Started at Cambridge, some problems were found and resumed at PML. No Mylar filter used for any of the datasets
-Dataset 1: No peaks found in the SWIR using the Kr lamp. Only one peak found for the 2 available He emissions in the SWIR. No fitting can be done with only one peak.
-Dataset 2: None of the Kr peaks were found in the SWIR, only the 2 peaks for He could be used.
-Dataset 3: The 2 peaks for He and 4 peaks for Kr where found in the SWIR region. This automatically makes this dataset the more trustworthy. Some of the other peaks in the csv file are very close to others not noted in the same file. Their contribution are likely to be mixed as fityk is reporting peaks in between of those values when analyising that lamp data alone. Related to that, there are a few peaks in the VNIR showing large values of FWHM that could be caused for something similar (such as 837.8 that was identified as 837.64 returning a FWHM of 25.15 when it seems that the Ne has one peak at 836.6 and another at 837.8). Since I am going back to the lab at Cambridge next week, I will put further processing on hold and will discuss this issue with Chris.

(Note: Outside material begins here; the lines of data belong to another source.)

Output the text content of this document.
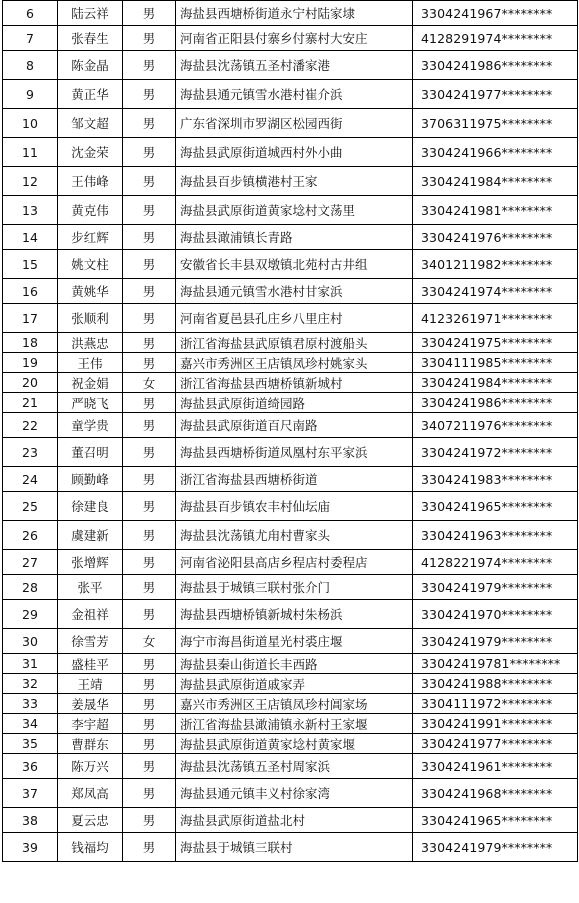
6	陆云祥	男	海盐县西塘桥街道永宁村陆家埭	3304241967********
7	张春生	男	河南省正阳县付寨乡付寨村大安庄	4128291974********
8	陈金晶	男	海盐县沈荡镇五圣村潘家港	3304241986********
9	黄正华	男	海盐县通元镇雪水港村崔介浜	3304241977********
10	邹文超	男	广东省深圳市罗湖区松园西街	3706311975********
11	沈金荣	男	海盐县武原街道城西村外小曲	3304241966********
12	王伟峰	男	海盐县百步镇横港村王家	3304241984********
13	黄克伟	男	海盐县武原街道黄家埝村文荡里	3304241981********
14	步红辉	男	海盐县澉浦镇长青路	3304241976********
15	姚文柱	男	安徽省长丰县双墩镇北苑村古井组	3401211982********
16	黄姚华	男	海盐县通元镇雪水港村甘家浜	3304241974********
17	张顺利	男	河南省夏邑县孔庄乡八里庄村	4123261971********
18	洪燕忠	男	浙江省海盐县武原镇君原村渡船头	3304241975********
19	王伟	男	嘉兴市秀洲区王店镇凤珍村姚家头	3304111985********
20	祝金娟	女	浙江省海盐县西塘桥镇新城村	3304241984********
21	严晓飞	男	海盐县武原街道绮园路	3304241986********
22	童学贵	男	海盐县武原街道百尺南路	3407211976********
23	董召明	男	海盐县西塘桥街道凤凰村东平家浜	3304241972********
24	顾勤峰	男	浙江省海盐县西塘桥街道	3304241983********
25	徐建良	男	海盐县百步镇农丰村仙坛庙	3304241965********
26	虞建新	男	海盐县沈荡镇尤甪村曹家头	3304241963********
27	张增辉	男	河南省泌阳县高店乡程店村委程店	4128221974********
28	张平	男	海盐县于城镇三联村张介门	3304241979********
29	金祖祥	男	海盐县西塘桥镇新城村朱杨浜	3304241970********
30	徐雪芳	女	海宁市海昌街道星光村裘庄堰	3304241979********
31	盛桂平	男	海盐县秦山街道长丰西路	33042419781********
32	王靖	男	海盐县武原街道戚家弄	3304241988********
33	姜晟华	男	嘉兴市秀洲区王店镇凤珍村阊家场	3304111972********
34	李宇超	男	浙江省海盐县澉浦镇永新村王家堰	3304241991********
35	曹群东	男	海盐县武原街道黄家埝村黄家堰	3304241977********
36	陈万兴	男	海盐县沈荡镇五圣村周家浜	3304241961********
37	郑凤高	男	海盐县通元镇丰义村徐家湾	3304241968********
38	夏云忠	男	海盐县武原街道盐北村	3304241965********
39	钱福均	男	海盐县于城镇三联村	3304241979********
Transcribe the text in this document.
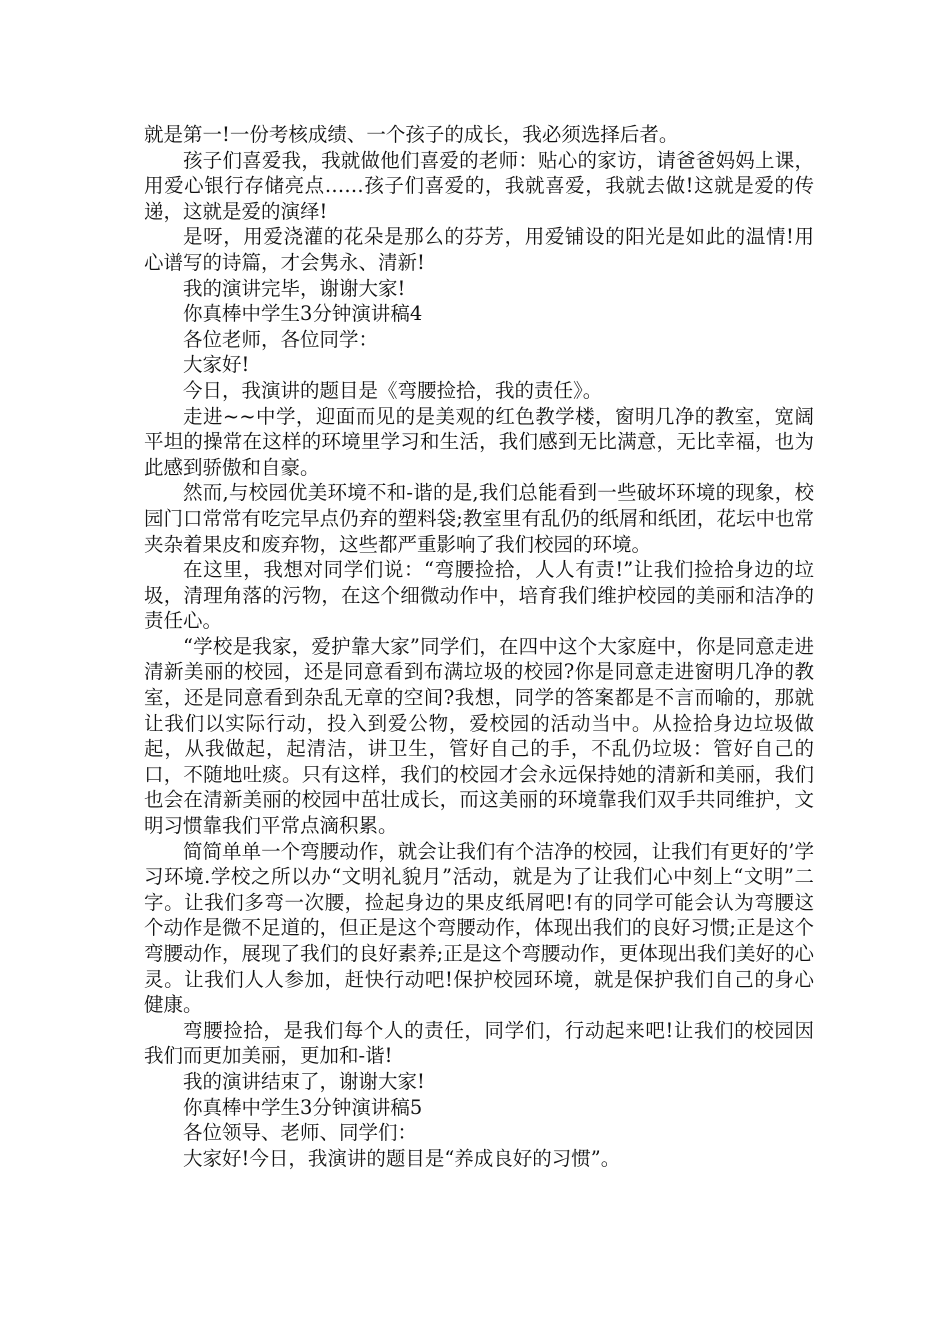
就是第一!一份考核成绩、一个孩子的成长，我必须选择后者。

孩子们喜爱我，我就做他们喜爱的老师：贴心的家访，请爸爸妈妈上课，用爱心银行存储亮点……孩子们喜爱的，我就喜爱，我就去做!这就是爱的传递，这就是爱的演绎!

是呀，用爱浇灌的花朵是那么的芬芳，用爱铺设的阳光是如此的温情!用心谱写的诗篇，才会隽永、清新!

我的演讲完毕，谢谢大家!

你真棒中学生3分钟演讲稿4

各位老师，各位同学：

大家好!

今日，我演讲的题目是《弯腰捡拾，我的责任》。

走进~~中学，迎面而见的是美观的红色教学楼，窗明几净的教室，宽阔平坦的操常在这样的环境里学习和生活，我们感到无比满意，无比幸福，也为此感到骄傲和自豪。

然而,与校园优美环境不和-谐的是,我们总能看到一些破坏环境的现象，校园门口常常有吃完早点仍弃的塑料袋;教室里有乱仍的纸屑和纸团，花坛中也常夹杂着果皮和废弃物，这些都严重影响了我们校园的环境。

在这里，我想对同学们说：“弯腰捡拾，人人有责!”让我们捡拾身边的垃圾，清理角落的污物，在这个细微动作中，培育我们维护校园的美丽和洁净的责任心。

“学校是我家，爱护靠大家”同学们，在四中这个大家庭中，你是同意走进清新美丽的校园，还是同意看到布满垃圾的校园?你是同意走进窗明几净的教室，还是同意看到杂乱无章的空间?我想，同学的答案都是不言而喻的，那就让我们以实际行动，投入到爱公物，爱校园的活动当中。从捡拾身边垃圾做起，从我做起，起清洁，讲卫生，管好自己的手，不乱仍垃圾：管好自己的口，不随地吐痰。只有这样，我们的校园才会永远保持她的清新和美丽，我们也会在清新美丽的校园中茁壮成长，而这美丽的环境靠我们双手共同维护，文明习惯靠我们平常点滴积累。

简简单单一个弯腰动作，就会让我们有个洁净的校园，让我们有更好的’学习环境.学校之所以办“文明礼貌月”活动，就是为了让我们心中刻上“文明”二字。让我们多弯一次腰，捡起身边的果皮纸屑吧!有的同学可能会认为弯腰这个动作是微不足道的，但正是这个弯腰动作，体现出我们的良好习惯;正是这个弯腰动作，展现了我们的良好素养;正是这个弯腰动作，更体现出我们美好的心灵。让我们人人参加，赶快行动吧!保护校园环境，就是保护我们自己的身心健康。

弯腰捡拾，是我们每个人的责任，同学们，行动起来吧!让我们的校园因我们而更加美丽，更加和-谐!

我的演讲结束了，谢谢大家!

你真棒中学生3分钟演讲稿5

各位领导、老师、同学们：

大家好!今日，我演讲的题目是“养成良好的习惯”。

So far the offset for this dataset is: 0.330852 and 0.386719 with respect to the original values of the Specim's calibration (good values)
comment:3 Changed 5 years ago by asm
Wavelength accuracy.
Resumed. Got rid of peaks that were providing dubious values: 841.8 nm for Ar and Hg-AR and 607.9 nm for Ne.
Final offset with the Specim wavelenghts is good: 0.273926 and 0.386719
comment:4 Changed 5 years ago by asm
Radiometric Calbration
Updated the latest "ARF Radiance Sphere Cal Data" to mW rather than W and commit that one to the git repository. Also extrapolated the data (ended in 2500nm and the Fenix new wavelenghts over that number). Calibrated the files withouth using the blue filter files (no calibrated updated file). Used data from the 3rd dataset, same as for wavelength calibration.
Radiometric differences look good compared to the latest calibration, everything makes sense.
comment:5 Changed 5 years ago by asm
Bad Pixel mapping
Used same settings than the previous calibration as commented in ticket 627. Used the same Method E as that one but double checked again band by band using fastQC. Everything looking good.
Processed to level 1 a couple 179 and 174b 2019 fenix lines to make sure everything is OK. Everything looks good. Also processed Also compared with py6s against vegetation pixels; spectra looks sensible.
Created the calibration files for the different binnings. Placed everything under ~arsf/calibration/2019/fenix
Calibration is completed with the exception of creating a new data quality report.
comment:6 Changed 5 years ago by asm
Final Remarks
A new script "plot_fenix_sensitivity.py" have been added for the hyperspectral data quality report, section "method F". The calibration processing have been carried out using the version libarsfcal-1.0.5 and the quality report is currently under review. I will close this ticket now.
comment:7 Changed 5 years ago by asm
- Resolution set to fixed
- Status changed from new to closed
A season final calibration was performed at BAS Cambridge during 17-19 October 2018. Most likely the last NERC-ARF calibration. asm attended to along with Chris from NERC-FSF and Gary from Ops.